The deal is a key element of Jinko’s strategy to localize production and reduce exposure to overseas supply‑chain disruptions. By sourcing steel frames domestically, the company can qualify for the domestic‑content bonus under the Inflation Reduction Act, improving the economics of its U.S. projects and enhancing its competitive position against rivals that still rely on imported aluminum frames.
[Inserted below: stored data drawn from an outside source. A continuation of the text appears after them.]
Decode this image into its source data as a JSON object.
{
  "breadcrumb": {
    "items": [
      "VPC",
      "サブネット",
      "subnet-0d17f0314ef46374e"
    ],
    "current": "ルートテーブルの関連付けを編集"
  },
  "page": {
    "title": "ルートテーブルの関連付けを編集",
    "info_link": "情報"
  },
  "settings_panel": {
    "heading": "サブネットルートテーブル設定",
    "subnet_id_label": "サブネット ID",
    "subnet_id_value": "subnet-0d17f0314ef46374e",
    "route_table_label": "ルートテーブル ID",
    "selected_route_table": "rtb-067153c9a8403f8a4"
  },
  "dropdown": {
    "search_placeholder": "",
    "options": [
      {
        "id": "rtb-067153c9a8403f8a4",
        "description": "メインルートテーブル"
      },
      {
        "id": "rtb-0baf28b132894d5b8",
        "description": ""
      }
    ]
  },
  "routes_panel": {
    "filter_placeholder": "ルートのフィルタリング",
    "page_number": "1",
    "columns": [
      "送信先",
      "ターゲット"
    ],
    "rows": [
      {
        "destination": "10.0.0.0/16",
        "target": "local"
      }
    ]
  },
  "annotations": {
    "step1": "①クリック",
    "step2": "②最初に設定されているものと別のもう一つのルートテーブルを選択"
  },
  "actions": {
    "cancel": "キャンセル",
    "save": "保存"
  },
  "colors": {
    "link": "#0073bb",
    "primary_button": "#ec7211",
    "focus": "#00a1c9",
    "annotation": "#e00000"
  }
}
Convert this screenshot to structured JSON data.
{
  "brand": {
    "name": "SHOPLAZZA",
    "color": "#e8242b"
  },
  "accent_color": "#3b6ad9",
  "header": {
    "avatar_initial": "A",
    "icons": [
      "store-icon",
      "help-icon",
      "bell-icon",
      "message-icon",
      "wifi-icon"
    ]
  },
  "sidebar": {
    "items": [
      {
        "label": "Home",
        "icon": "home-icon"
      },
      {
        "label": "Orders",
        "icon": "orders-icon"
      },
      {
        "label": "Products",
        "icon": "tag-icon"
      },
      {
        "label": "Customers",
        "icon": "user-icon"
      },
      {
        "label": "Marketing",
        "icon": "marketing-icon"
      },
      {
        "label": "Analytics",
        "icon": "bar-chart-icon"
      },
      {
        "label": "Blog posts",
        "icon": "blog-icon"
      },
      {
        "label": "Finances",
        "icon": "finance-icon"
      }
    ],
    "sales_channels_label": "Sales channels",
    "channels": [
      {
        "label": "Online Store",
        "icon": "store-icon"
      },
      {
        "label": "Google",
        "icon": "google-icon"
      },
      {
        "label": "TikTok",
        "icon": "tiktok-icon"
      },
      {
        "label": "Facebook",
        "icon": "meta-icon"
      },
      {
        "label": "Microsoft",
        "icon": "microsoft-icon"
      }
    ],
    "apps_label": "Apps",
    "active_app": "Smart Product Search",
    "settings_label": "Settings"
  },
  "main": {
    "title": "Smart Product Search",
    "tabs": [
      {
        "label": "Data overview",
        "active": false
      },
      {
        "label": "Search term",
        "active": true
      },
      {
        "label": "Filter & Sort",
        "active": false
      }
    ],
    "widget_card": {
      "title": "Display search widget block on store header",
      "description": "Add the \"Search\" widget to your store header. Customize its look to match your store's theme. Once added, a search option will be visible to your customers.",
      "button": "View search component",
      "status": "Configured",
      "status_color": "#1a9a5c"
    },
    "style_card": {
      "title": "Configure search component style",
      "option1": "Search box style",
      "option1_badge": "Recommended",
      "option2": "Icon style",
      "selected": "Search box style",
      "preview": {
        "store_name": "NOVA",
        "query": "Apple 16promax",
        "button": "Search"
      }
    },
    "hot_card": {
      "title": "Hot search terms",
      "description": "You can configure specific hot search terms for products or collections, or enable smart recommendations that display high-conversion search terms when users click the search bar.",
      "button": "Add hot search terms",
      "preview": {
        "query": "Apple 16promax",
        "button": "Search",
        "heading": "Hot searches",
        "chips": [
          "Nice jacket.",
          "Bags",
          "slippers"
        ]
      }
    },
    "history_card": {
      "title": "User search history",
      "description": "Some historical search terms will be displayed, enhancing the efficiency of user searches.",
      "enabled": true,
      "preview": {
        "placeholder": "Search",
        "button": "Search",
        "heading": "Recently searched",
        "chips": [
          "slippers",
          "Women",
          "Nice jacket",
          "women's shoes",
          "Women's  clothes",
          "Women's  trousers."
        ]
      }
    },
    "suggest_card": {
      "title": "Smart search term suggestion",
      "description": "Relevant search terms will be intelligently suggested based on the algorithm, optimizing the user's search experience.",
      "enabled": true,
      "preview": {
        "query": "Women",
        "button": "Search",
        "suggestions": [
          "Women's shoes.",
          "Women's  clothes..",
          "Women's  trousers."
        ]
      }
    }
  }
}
Nextpower, formerly Nextracker, rebranded in November 2025 to reflect its broader focus on integrated energy‑technology solutions. The company has been expanding its U.S. manufacturing footprint, and the Jacksonville agreement represents a significant order that validates its U.S.‑made steel‑frame technology. Independent testing shows that steel frames offer superior torsional stiffness and reduced deflection compared with traditional aluminum frames, translating into higher module durability and lower maintenance costs.

Jinko’s Jacksonville facility, which began operations in 2018 with a 400 MW annual capacity, has undergone expansions and is operating near full capacity. The new steel‑frame supply will allow the plant to increase output and improve product reliability, supporting the company’s focus on high‑performance, high‑power modules. The agreement also mitigates supply‑chain risks that have weighed on the company’s profitability in recent quarters.

Financially, Jinko has faced significant headwinds. In Q1 2025 the company reported a net loss of $180 million on revenue of $1.91 billion, a 39.9 % decline YoY, while Q4 2024 saw a net loss of $64.9 million on revenue of $2.83 billion, a 37.1 % decline. The steel‑frame deal is therefore a strategic move to improve cost efficiency and leverage IRA incentives, potentially offsetting some of the margin pressure caused by falling module prices and trade‑policy disruptions.

The agreement also aligns with broader industry trends toward domestic manufacturing and higher‑value product lines. By securing a reliable source of high‑strength frames, Jinko can reduce lead times, lower logistics costs, and enhance its ability to meet U.S. domestic‑content requirements, all of which are critical for maintaining competitiveness in a market where pricing power is eroding and supply‑chain resilience is increasingly valued.

Overall, the deal represents a material operational milestone that could improve Jinko’s cost structure, strengthen its U.S. market position, and provide a hedge against ongoing supply‑chain uncertainties. The strategic alignment with IRA incentives and the company’s financial challenges underscore the importance of this agreement for Jinko’s long‑term execution and competitiveness.